Republicans not only censure Reps. Cheney (R-WY) and Kitzinger (R-IL) for not marching in jackboot lockstep with the party's orthodoxy in re January 6, but go so far as to slam them for participating in the House January 6 Committee and thus, in their words, participating in the "persecution of ordinary citizens engaged in legitimate political discourse," which of course aims to gaslight you into thinking that an attempted coup is jes' folks talking in the public square. They tried to walk it back, of course, but they said what they really think about "ordinary folks" protesting -- as long as they're not protesting war or police brutality or climate change, of course. But trying to impale a cop with a Blue Lives Matter flag? Running a Confederate flag through the Capitol? Looking for AOC and Nancy Pelosi so you can kill them? Too legit to quit, apparently.
Matt Stoller's piece from late last week, "Mergers Ruin Everything," is one of his best. Not only does it go deep into why the AT&T/Time-Warner merger was bad for America -- roll call! Lost jobs! Broken promises! Higher prices! Content behind paywalls! Lost TV shows like Adam Ruins Everything! -- he makes a long, long list of economic sectors where mergers have made everything bad, including lab testing (where the duopoly "slow-walked the roll-out of more COVID testing" like that's something we should just put up with), audio streaming (need I say more than "Spotify"?), and movies (where Disney's, ah, made a few moves these last few years). The lists of corporations monopolists have bought (CVS bought at least 10 big corporations over the last 30 years, many of which you'll remember) are also quite startling. I think only a fool would believe monopolies are good after reading this article. There aren't that many fools in America, but they do seem to get far too much say about everything.
Ho hum, America's richest families will likely evade over $8 trillion in taxes over the next two dozen years, if we keep Estate Tax rates where they are. The Estate Tax is yet another area in the American discourse where the American people are in one spot and all the politicians are in another one, possibly because the politicians know more rich people than the rest of us do. Unfortunately, good Americans are still susceptible to big corporate gaslighting about higher taxes on rich families, trotting out that stupid family-farms-will-die trope, even though no one has ever found a single family farm that died because of the Estate Tax, and also, you know, big ag corporations kill family farms far more efficiently than any tax hike on the rich ever could.

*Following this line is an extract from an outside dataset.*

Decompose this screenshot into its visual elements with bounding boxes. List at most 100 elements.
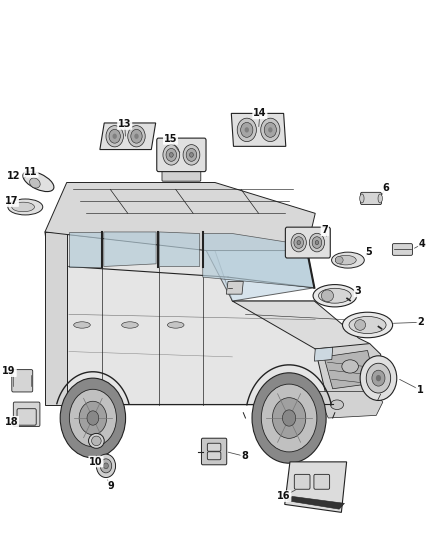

I don't expect any part of this argument will move someone like Kyrsten Sinema, to whom appearing like a "bipartisan" "maverick" is far more important than doing the right thing.
Last week I celebrated tumbling viewership rates for cable "news" channels, and while I still don't want to get in the habit of celebrating other folks' misfortune, damn Facebook lost $230 million in value in one day last week, mostly because Facebook itself trumpeted a gaggle of bad news items, like lost profits and fewer users. I'll never view Facebook as an unqualified evil -- I've met a lot of good folks I never would have met if not for Facebook -- but it has done a lot of evil, and anyway social media should only be a place where you start getting to know people; ideally it should all be like Meetup used to be (and still is, I'm told, though hardly anyone uses it anymore), and should help people who wouldn't otherwise meet get to know each other in real time. Also, email's a far better social media tool than what we call social media today. (And hate to pile on, but we already did the metaverse; it was called Second Life. I never saw a need for it, and most folks seem to agree with me now that the novelty's worn off.)
Finally, I'd hoped to be challenged by this article entitled "Progressives Who Want Joe Rogan Off Spotify Should Be Careful What They Wish For," but, alas, no. Claims that Mr. Rogan's politics are "more complex" should remind you of a 25-years-and-counting scam run by a certain loofah-loving right-winger who only did things like criticize Ann Coulter and interview Seymour Hersh respectfully so he could claim "independence." Also, no liberals "trust" corporations to keep stupid people off the air, which is why a massive online protest against Mr. Rogan happened in the first place! And we don't have to imagine what would have happened to anti-war voices if Spotify had existed in 2002, because weblogs did exist then, and they have persisted well after mainstream media ignored them and right-wingers vilified them as "traitors." Even when the article concedes that censorship and editing aren't the same thing, it suggests that Spotify is less like an editorial board and more like the Post Office, as if radio stations were mere "mail carriers" and never had editorial duties. Finally, as for campaigns like these getting "turned on the left," that already happens -- yikes, we're in the middle of a book-burning craze! -- and if we want to win those battles, we have to organize better.